Les cas fréquents varient aussi par terrain:
- Hospitalier: dossiers liés à la sécurité des soins, à la dignité et au secret médical; la maltraitance d’un patient ou d’un résident d’ehpad est un exemple typique de faute grave, avec un recours possible à la suspension conservatoire pour protéger les usagers.
- Territorial: proximité avec le public et gestion de régies; perception d’avantages indus (comme des « pourboires ») ou installation d’une caméra dans des toilettes d’une collectivité illustrent des atteintes fortes à la probité et à la dignité.
- État: exposition à des obligations de neutralité et de loyauté selon les missions; certaines condamnations liées aux stupéfiants, ou la consommation hors service pour certains agents, peuvent être analysées au prisme de la compatibilité avec les fonctions et de la confiance.
La suspension conservatoire concerne, dans les références disponibles, les fonctionnaires stagiaires et titulaires. Elle obéit à une logique d’urgence et de protection du service: éloigner l’agent, sécuriser l’enquête, éviter les pressions sur témoins, prévenir la réitération. Elle ne dit rien, à elle seule, de l’issue disciplinaire: un dossier peut se conclure par une sanction lourde, une sanction plus légère, voire l’absence de sanction si les faits ne sont pas établis.
Enfin, quel que soit le versant, les erreurs les plus coûteuses sont souvent procédurales: griefs imprécis, preuves fragiles, contradictoire mal respecté. Dans les affaires de harcèlement moral, de violences ou de fraude, la solidité du dossier tient à la capacité de l’employeur à relier chaque fait à une obligation, et à démontrer l’impact sur le service, sans surqualifier ni minimiser.
FAQ
Qu’est-ce qui peut être considéré comme une faute grave ?

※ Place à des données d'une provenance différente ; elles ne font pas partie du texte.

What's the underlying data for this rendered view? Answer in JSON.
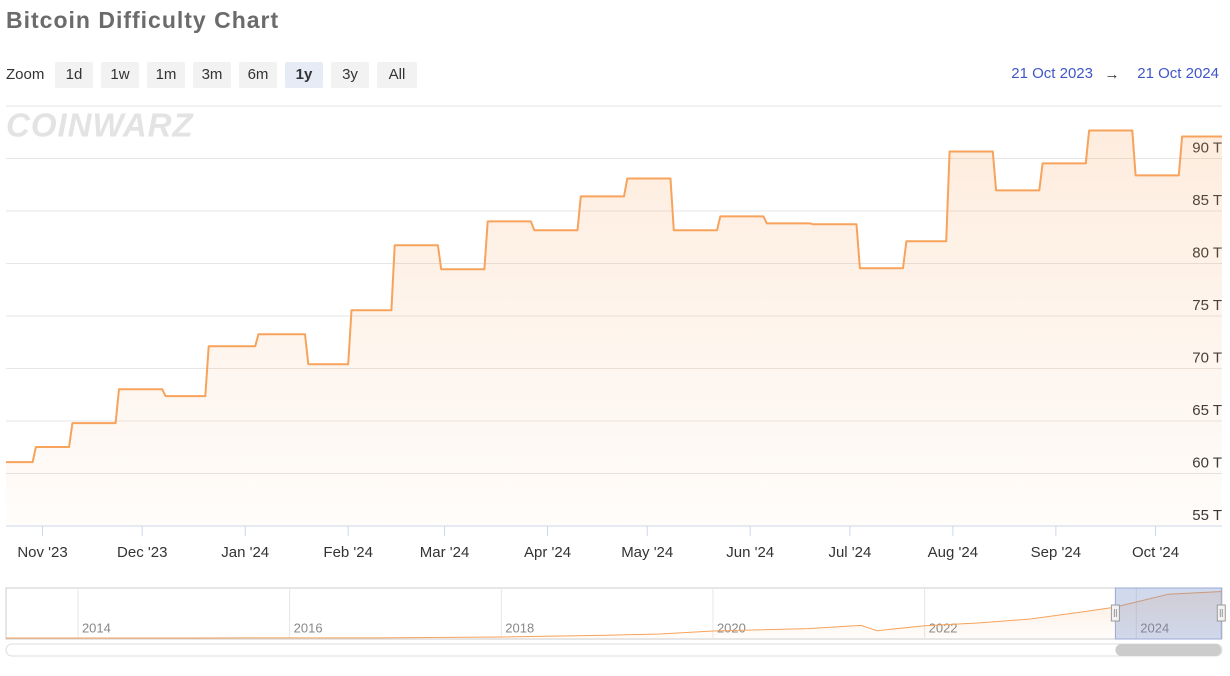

Un manquement particulièrement sérieux aux obligations d’un agent public, ou une infraction pénale, commis en service ou hors service, qui porte atteinte à la sécurité, à la dignité, à la probité, au secret, ou à la confiance nécessaire au fonctionnement du service. Exemples: violences ou menaces sur un usager, maltraitance en ehpad, fraude et détournement, falsification de documents, infractions sexuelles, divulgation de documents confidentiels.
Quelles sont les fautes disciplinaires dans la fonction publique ?

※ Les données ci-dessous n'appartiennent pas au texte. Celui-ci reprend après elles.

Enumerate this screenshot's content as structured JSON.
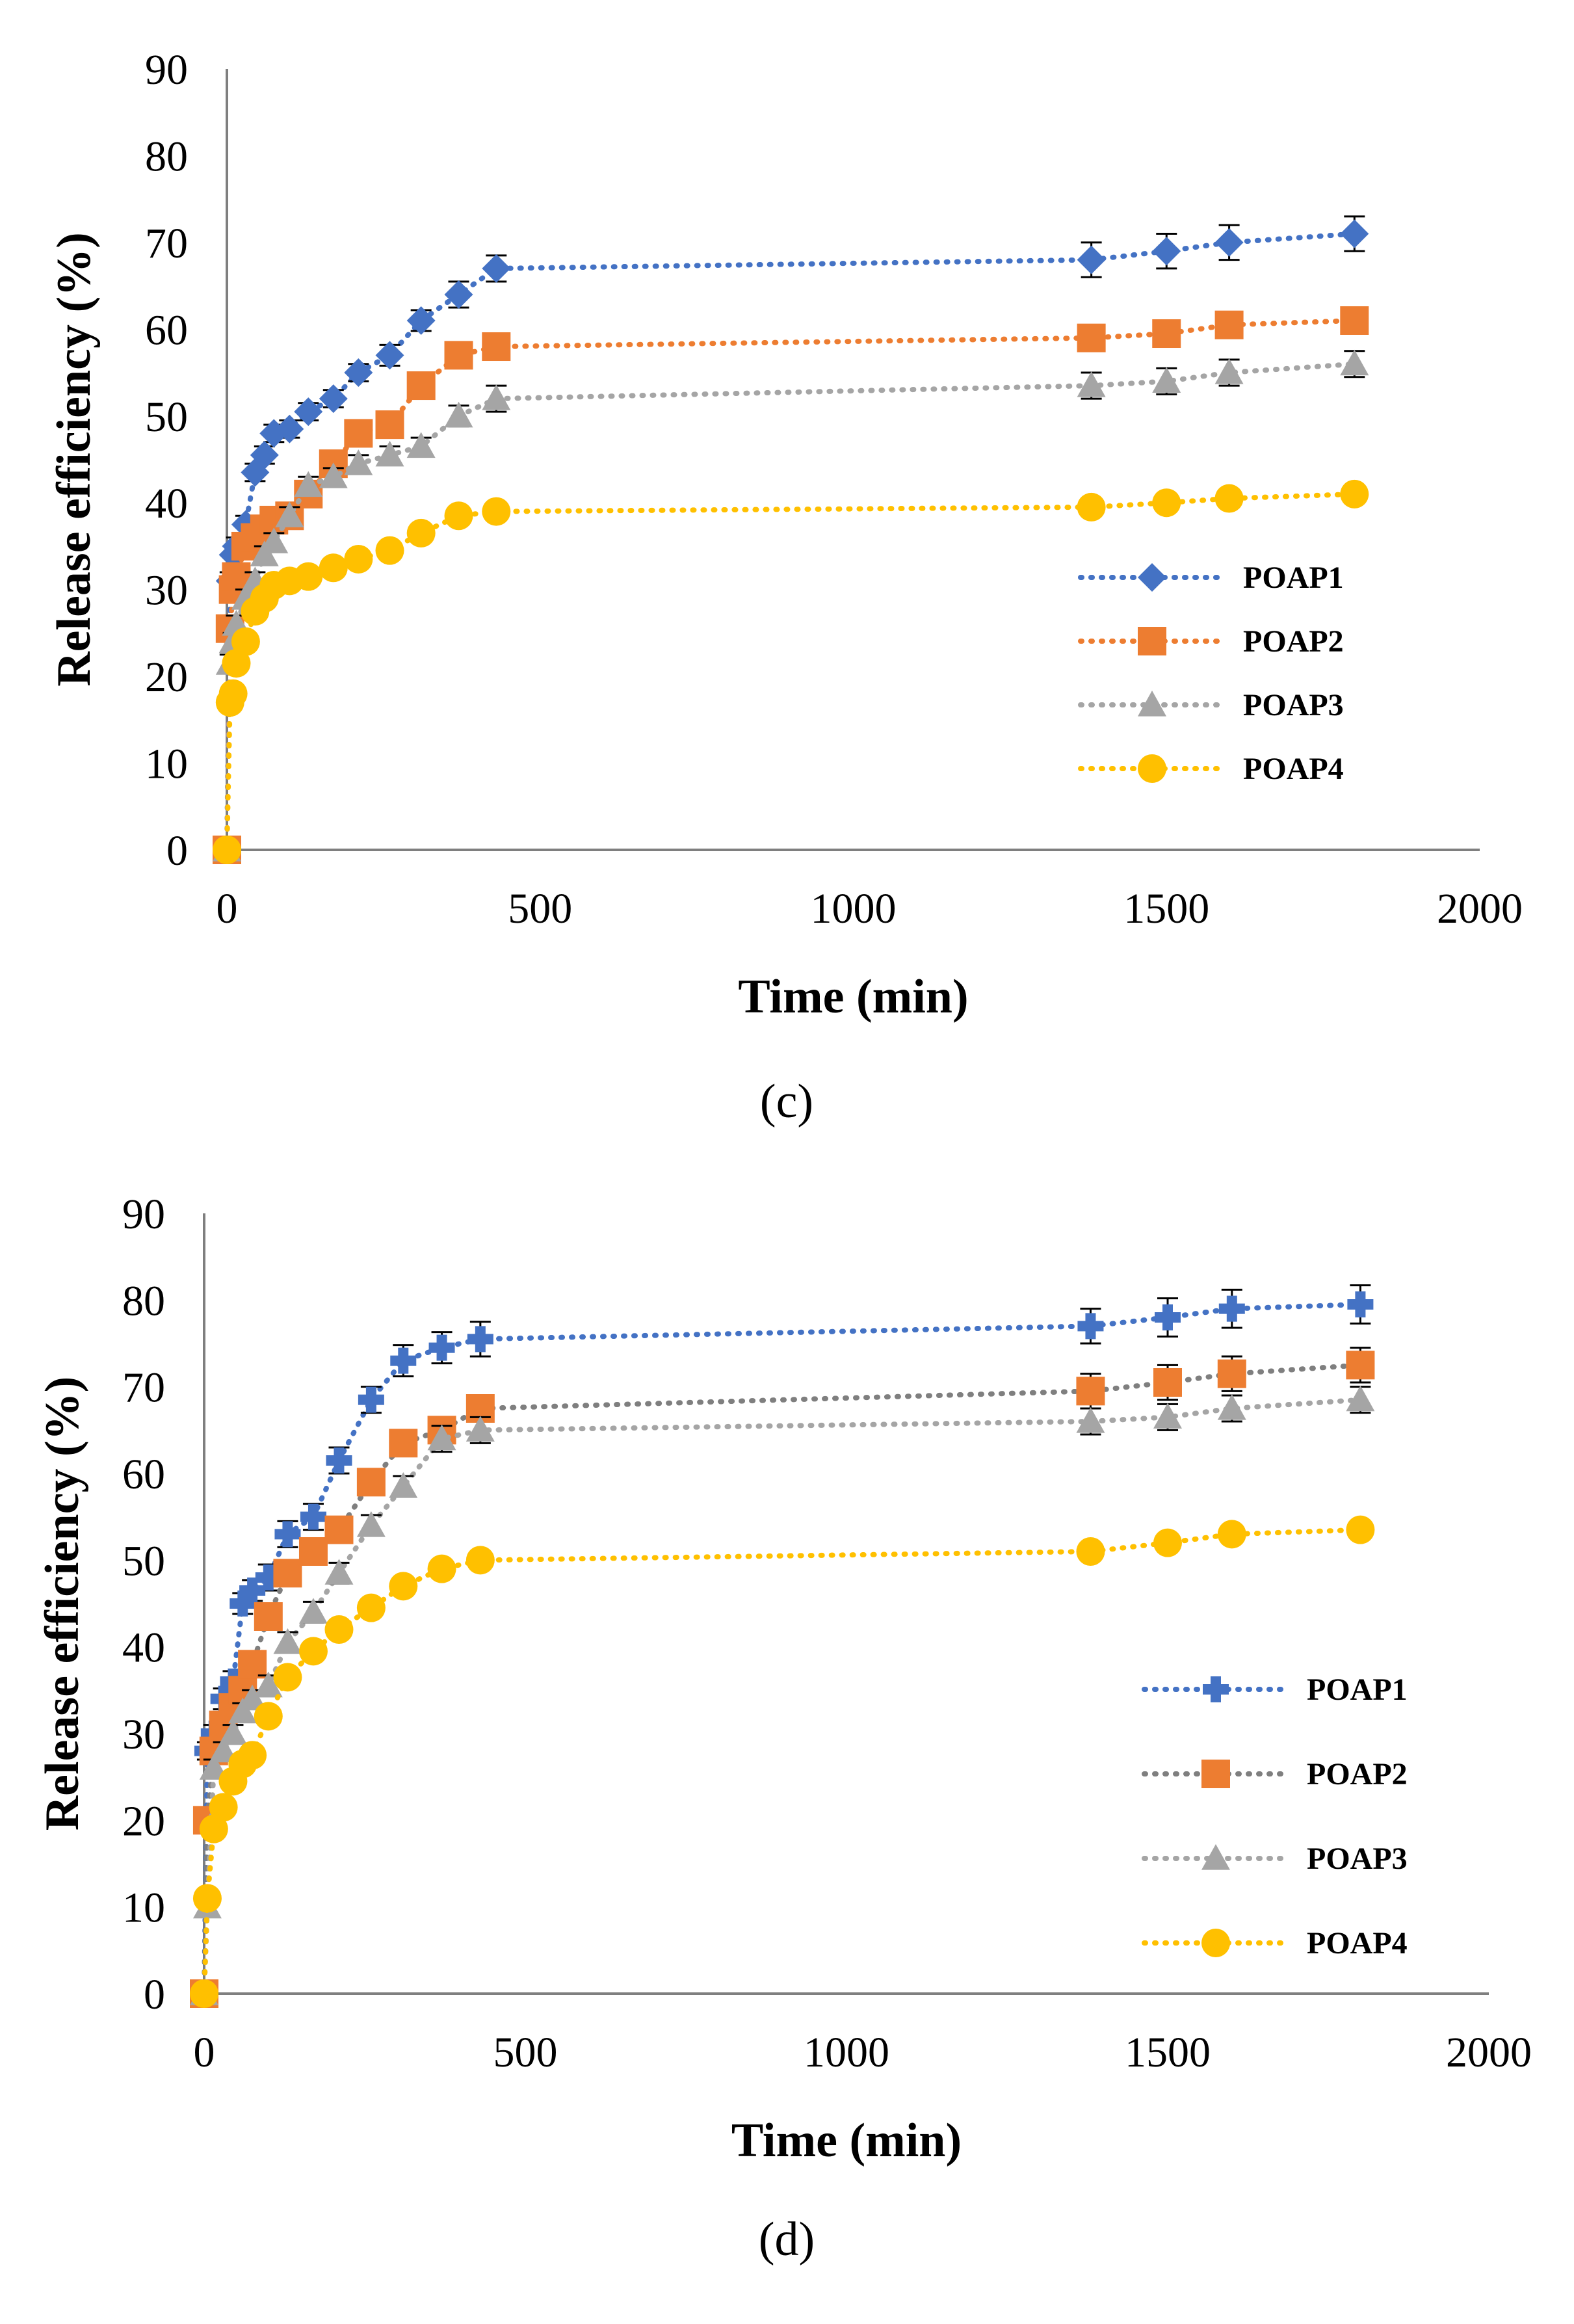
{
  "chart_data": [
    {
      "type": "line",
      "panel_label": "(c)",
      "panel_letter": "c",
      "xlabel": "Time (min)",
      "ylabel": "Release efficiency (%)",
      "xlim": [
        0,
        2000
      ],
      "ylim": [
        0,
        90
      ],
      "xticks": [
        "0",
        "500",
        "1000",
        "1500",
        "2000"
      ],
      "yticks": [
        "0",
        "10",
        "20",
        "30",
        "40",
        "50",
        "60",
        "70",
        "80",
        "90"
      ],
      "grid": false,
      "legend_position": "right",
      "x": [
        0,
        5,
        10,
        15,
        30,
        45,
        60,
        75,
        100,
        130,
        170,
        210,
        260,
        310,
        370,
        430,
        1380,
        1500,
        1600,
        1800
      ],
      "series": [
        {
          "name": "POAP1",
          "color": "#4472c4",
          "marker": "diamond",
          "values": [
            0,
            31,
            34,
            35,
            37.5,
            43.5,
            45.5,
            48,
            48.5,
            50.5,
            52,
            55,
            57,
            61,
            64,
            67,
            68,
            69,
            70,
            71
          ],
          "errors": [
            0,
            1,
            1,
            1,
            1,
            1,
            1,
            1,
            1,
            1,
            1,
            1,
            1.2,
            1.2,
            1.5,
            1.5,
            2,
            2,
            2,
            2
          ]
        },
        {
          "name": "POAP2",
          "color": "#ed7d31",
          "marker": "square",
          "values": [
            0,
            25.5,
            30,
            31.5,
            35,
            36,
            37,
            38,
            38.5,
            41,
            44.5,
            48,
            49,
            53.5,
            57,
            58,
            59,
            59.5,
            60.5,
            61
          ],
          "errors": [
            0,
            1,
            1,
            1,
            1,
            1,
            1,
            1,
            1,
            1,
            1,
            1,
            1,
            1.2,
            1.5,
            1.5,
            1.5,
            1.5,
            1.5,
            1.5
          ]
        },
        {
          "name": "POAP3",
          "color": "#a5a5a5",
          "marker": "triangle",
          "values": [
            0,
            21.5,
            24,
            26,
            29,
            31,
            34,
            35.5,
            38.5,
            42,
            43,
            44.5,
            45.5,
            46.5,
            50,
            52,
            53.5,
            54,
            55,
            56
          ],
          "errors": [
            0,
            1,
            1,
            1,
            1,
            1,
            1,
            1,
            1,
            1,
            1,
            1,
            1,
            1,
            1.2,
            1.5,
            1.5,
            1.5,
            1.5,
            1.5
          ]
        },
        {
          "name": "POAP4",
          "color": "#ffc000",
          "marker": "circle",
          "values": [
            0,
            17,
            18,
            21.5,
            24,
            27.5,
            29,
            30.5,
            31,
            31.5,
            32.5,
            33.5,
            34.5,
            36.5,
            38.5,
            39,
            39.5,
            40,
            40.5,
            41
          ],
          "errors": [
            0,
            0.8,
            0.8,
            0.8,
            0.8,
            0.8,
            0.8,
            0.8,
            0.8,
            0.8,
            0.8,
            0.8,
            0.8,
            0.8,
            0.8,
            0.8,
            0.8,
            0.8,
            0.8,
            0.8
          ]
        }
      ]
    },
    {
      "type": "line",
      "panel_label": "(d)",
      "panel_letter": "d",
      "xlabel": "Time (min)",
      "ylabel": "Release efficiency (%)",
      "xlim": [
        0,
        2000
      ],
      "ylim": [
        0,
        90
      ],
      "xticks": [
        "0",
        "500",
        "1000",
        "1500",
        "2000"
      ],
      "yticks": [
        "0",
        "10",
        "20",
        "30",
        "40",
        "50",
        "60",
        "70",
        "80",
        "90"
      ],
      "grid": false,
      "legend_position": "right",
      "x": [
        0,
        5,
        15,
        30,
        45,
        60,
        75,
        100,
        130,
        170,
        210,
        260,
        310,
        370,
        430,
        1380,
        1500,
        1600,
        1800
      ],
      "series": [
        {
          "name": "POAP1",
          "color": "#4472c4",
          "marker": "plus",
          "values": [
            0,
            28,
            30,
            34,
            36,
            45,
            46.5,
            48,
            53,
            55,
            61.5,
            68.5,
            73,
            74.5,
            75.5,
            77,
            78,
            79,
            79.5
          ],
          "errors": [
            0,
            1,
            1,
            1.2,
            1.2,
            1.2,
            1.2,
            1.5,
            1.5,
            1.5,
            1.5,
            1.5,
            1.8,
            1.8,
            2,
            2,
            2.2,
            2.2,
            2.2
          ]
        },
        {
          "name": "POAP2",
          "color": "#ed7d31",
          "line_color": "#7f7f7f",
          "marker": "square",
          "values": [
            0,
            20,
            28,
            31,
            33,
            35,
            38,
            43.5,
            48.5,
            51,
            53.5,
            59,
            63.5,
            65,
            67.5,
            69.5,
            70.5,
            71.5,
            72.5
          ],
          "errors": [
            0,
            1,
            1,
            1,
            1,
            1,
            1,
            1.5,
            1.5,
            1.5,
            1.5,
            1.5,
            1.5,
            1.5,
            1.5,
            2,
            2,
            2,
            2
          ]
        },
        {
          "name": "POAP3",
          "color": "#a5a5a5",
          "marker": "triangle",
          "values": [
            0,
            10,
            26,
            28,
            30,
            32.5,
            34,
            35.5,
            40.5,
            44,
            48.5,
            54,
            58.5,
            64,
            65,
            66,
            66.5,
            67.5,
            68.5
          ],
          "errors": [
            0,
            1,
            1,
            1,
            1,
            1,
            1,
            1.2,
            1.2,
            1.2,
            1.2,
            1.2,
            1.2,
            1.5,
            1.5,
            1.5,
            1.5,
            1.5,
            1.5
          ]
        },
        {
          "name": "POAP4",
          "color": "#ffc000",
          "marker": "circle",
          "values": [
            0,
            11,
            19,
            21.5,
            24.5,
            26.5,
            27.5,
            32,
            36.5,
            39.5,
            42,
            44.5,
            47,
            49,
            50,
            51,
            52,
            53,
            53.5
          ],
          "errors": [
            0,
            0.8,
            0.8,
            0.8,
            0.8,
            0.8,
            0.8,
            0.8,
            0.8,
            0.8,
            0.8,
            0.8,
            0.8,
            0.8,
            0.8,
            0.8,
            0.8,
            0.8,
            0.8
          ]
        }
      ]
    }
  ]
}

Tous les manquements aux obligations professionnelles prévues par le code général de la fonction publique et les règles de service: obligation de servir, obéissance hiérarchique (hors ordre manifestement illégal), neutralité, réserve, secret professionnel, probité, respect d’autrui, prévention des risques, et règles de fonctionnement interne.

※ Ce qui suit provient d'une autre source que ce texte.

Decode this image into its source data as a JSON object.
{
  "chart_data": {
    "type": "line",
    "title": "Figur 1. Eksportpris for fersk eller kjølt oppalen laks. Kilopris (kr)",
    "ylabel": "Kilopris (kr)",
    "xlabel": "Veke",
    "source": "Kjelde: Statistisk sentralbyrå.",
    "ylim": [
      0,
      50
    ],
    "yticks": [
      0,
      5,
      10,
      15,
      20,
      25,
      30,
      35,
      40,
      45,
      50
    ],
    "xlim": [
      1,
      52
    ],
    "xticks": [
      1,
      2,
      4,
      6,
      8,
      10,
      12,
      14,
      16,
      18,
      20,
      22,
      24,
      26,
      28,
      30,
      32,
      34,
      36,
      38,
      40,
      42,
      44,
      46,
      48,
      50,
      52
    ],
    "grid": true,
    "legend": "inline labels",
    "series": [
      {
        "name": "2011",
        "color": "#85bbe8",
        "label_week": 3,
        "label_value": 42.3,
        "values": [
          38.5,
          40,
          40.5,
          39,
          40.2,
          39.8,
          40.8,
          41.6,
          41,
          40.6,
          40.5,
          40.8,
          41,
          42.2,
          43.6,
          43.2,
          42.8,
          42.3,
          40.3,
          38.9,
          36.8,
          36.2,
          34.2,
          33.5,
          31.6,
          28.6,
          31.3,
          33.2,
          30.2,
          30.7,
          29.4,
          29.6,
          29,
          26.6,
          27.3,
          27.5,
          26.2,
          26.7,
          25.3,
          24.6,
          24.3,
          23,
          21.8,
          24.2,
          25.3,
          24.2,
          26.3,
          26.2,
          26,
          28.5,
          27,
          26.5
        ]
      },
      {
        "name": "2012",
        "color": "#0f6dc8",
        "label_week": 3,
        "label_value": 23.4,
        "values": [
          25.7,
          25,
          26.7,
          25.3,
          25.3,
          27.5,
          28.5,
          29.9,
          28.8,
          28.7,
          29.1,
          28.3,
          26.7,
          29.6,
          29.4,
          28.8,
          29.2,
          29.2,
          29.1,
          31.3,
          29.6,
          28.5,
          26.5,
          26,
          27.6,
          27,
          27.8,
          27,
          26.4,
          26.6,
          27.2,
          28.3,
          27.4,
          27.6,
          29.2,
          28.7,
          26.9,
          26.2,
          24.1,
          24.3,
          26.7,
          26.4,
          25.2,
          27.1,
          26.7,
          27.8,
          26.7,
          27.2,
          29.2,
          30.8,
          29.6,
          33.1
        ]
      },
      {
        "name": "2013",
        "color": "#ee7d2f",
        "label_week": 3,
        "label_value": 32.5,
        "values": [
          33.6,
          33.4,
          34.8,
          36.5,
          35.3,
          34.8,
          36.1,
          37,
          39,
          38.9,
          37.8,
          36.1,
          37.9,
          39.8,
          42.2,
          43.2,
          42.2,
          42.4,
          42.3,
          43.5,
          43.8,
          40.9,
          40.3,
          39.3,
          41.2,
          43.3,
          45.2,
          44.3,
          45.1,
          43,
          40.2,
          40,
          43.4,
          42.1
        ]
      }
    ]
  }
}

Quels sont les 4 types de sanctions disciplinaires ?
Les sanctions sont classées en quatre groupes, du rappel à l’ordre aux sanctions les plus lourdes. La sanction maximale peut aller jusqu’à l’exclusion définitive: révocation ou mise à la retraite d’office pour un fonctionnaire, licenciement pour un agent contractuel.
La faute grave se joue rarement sur un mot, mais sur une démonstration: des faits établis, un lien clair avec les obligations, et un impact réel sur le service. Quand la sécurité, la probité ou la dignité sont en cause, la réponse disciplinaire peut être rapide et sévère, à condition que la procédure soit tenue avec la même rigueur que l’exigence de service public.